Pasien 603 perempuan 44 tahun dari kabupaten Lampung Utara merupakan kasus baru, pasien seorang pedagang yang membuka warung di rumah. Pasien saat ini sedang menjalani isolasi mandiri. Pasien 604, perempuan 52 tahun dari kabupaten Tulangbawang, merupakan hasil pressing dari pasien 555 saat ini sedang melakukan isolasi mandiri.

Untuk pasien yang telah selesai isolasi dalam arti sembuh ada 13 orang, yaitu 5 orang dari kabupaten Lampung Tengah, 7 orang dari kabupaten Pringsewu, dan 1 orang dari kabupaten Lampung Utara.

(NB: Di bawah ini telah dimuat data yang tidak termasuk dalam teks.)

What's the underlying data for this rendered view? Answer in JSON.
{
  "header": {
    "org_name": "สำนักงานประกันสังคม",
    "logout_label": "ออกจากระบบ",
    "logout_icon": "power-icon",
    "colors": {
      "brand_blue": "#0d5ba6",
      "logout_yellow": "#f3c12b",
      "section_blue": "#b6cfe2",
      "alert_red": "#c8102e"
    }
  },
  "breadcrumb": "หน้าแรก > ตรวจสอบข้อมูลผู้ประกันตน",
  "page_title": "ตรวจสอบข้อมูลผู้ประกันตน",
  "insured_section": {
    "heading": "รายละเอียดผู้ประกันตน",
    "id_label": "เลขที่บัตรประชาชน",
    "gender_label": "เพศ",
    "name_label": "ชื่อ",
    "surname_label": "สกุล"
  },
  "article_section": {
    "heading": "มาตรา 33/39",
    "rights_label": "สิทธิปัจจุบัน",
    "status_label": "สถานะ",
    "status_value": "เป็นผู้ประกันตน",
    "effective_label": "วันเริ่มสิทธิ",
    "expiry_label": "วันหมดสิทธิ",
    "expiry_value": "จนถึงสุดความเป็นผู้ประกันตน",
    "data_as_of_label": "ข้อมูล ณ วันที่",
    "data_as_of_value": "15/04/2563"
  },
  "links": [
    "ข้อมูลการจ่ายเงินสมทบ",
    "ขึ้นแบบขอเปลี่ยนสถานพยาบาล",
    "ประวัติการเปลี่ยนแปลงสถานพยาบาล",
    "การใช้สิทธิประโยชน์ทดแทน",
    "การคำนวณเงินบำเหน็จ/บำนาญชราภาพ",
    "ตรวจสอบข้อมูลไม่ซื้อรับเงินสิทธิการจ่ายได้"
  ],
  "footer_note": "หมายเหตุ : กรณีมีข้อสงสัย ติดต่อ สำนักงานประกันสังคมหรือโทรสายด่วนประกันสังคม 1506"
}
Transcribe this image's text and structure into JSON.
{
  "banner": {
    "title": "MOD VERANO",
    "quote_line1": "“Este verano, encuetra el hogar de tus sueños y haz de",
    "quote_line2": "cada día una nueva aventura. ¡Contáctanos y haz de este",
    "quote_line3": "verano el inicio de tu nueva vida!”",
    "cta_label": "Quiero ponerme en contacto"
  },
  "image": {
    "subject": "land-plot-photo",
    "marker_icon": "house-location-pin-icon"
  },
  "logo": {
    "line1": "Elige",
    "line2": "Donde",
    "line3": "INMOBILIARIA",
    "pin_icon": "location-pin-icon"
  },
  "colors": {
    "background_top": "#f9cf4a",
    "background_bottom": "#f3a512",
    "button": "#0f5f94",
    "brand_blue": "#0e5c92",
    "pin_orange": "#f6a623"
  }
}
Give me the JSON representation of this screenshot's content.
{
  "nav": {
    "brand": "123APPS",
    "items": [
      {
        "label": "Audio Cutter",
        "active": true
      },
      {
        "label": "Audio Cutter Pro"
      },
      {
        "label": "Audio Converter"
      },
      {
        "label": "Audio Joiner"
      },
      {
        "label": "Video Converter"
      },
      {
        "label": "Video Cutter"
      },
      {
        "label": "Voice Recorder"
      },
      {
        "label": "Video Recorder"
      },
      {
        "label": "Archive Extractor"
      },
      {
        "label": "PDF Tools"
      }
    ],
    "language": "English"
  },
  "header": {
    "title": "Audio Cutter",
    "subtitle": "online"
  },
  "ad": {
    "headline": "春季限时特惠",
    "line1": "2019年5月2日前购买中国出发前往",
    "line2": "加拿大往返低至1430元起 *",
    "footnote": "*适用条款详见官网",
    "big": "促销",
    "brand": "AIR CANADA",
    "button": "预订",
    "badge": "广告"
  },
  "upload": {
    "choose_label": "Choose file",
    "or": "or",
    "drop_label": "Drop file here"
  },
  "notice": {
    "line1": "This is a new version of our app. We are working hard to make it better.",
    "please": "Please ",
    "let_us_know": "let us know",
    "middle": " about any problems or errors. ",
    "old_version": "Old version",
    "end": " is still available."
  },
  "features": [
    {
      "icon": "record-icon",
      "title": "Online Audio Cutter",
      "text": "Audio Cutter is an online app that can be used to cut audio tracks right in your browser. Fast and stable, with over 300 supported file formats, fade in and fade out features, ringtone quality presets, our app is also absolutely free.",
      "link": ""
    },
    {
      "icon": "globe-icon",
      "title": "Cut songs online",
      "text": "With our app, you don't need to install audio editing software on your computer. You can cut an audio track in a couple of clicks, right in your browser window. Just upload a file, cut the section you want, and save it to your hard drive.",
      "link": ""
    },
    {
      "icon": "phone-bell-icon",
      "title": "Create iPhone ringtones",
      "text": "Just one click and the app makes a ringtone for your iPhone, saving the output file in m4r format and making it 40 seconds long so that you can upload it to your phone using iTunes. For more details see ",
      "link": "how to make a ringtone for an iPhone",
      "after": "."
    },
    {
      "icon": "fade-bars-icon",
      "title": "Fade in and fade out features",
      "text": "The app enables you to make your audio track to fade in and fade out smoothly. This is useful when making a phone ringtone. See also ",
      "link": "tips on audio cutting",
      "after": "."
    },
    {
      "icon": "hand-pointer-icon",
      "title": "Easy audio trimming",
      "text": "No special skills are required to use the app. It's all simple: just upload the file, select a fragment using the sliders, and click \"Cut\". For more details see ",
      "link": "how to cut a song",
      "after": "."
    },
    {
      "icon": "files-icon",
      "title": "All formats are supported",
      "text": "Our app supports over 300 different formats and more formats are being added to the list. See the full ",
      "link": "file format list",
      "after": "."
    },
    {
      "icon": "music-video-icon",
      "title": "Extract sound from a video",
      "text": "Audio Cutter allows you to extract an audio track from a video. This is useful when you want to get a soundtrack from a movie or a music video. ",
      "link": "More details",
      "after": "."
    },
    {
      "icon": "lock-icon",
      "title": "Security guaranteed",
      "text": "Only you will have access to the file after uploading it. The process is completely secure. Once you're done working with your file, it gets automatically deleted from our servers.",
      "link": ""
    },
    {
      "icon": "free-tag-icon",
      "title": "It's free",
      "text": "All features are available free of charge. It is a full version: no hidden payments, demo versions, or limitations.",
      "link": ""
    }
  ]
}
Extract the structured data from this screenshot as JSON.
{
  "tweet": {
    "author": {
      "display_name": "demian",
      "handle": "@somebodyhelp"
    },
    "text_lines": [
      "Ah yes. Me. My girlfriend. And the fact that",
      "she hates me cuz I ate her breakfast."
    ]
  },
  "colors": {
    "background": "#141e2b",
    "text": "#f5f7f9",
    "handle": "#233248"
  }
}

“Pasien sembuh di antaranya pasien nomor 388, 391, 417, 418, 422 dari Lampung Tengah. Kemudian pasien nomor 404, 405, 406, 407, 408, 409 dan 410 dari Kabupaten Pringsewu. Kemudian satu orang dari Lampung Utara pasien nomor 480,” jelas Reihana.

Sementara ada satu kasus meninggal dunia per Minggu (13/9). Pasien asal Tanggamus yang meninggal merupakan pasien nomor 487. Pasien meninggal usai memiliki riwayat perjalanan dari Jakarta pada 3 September.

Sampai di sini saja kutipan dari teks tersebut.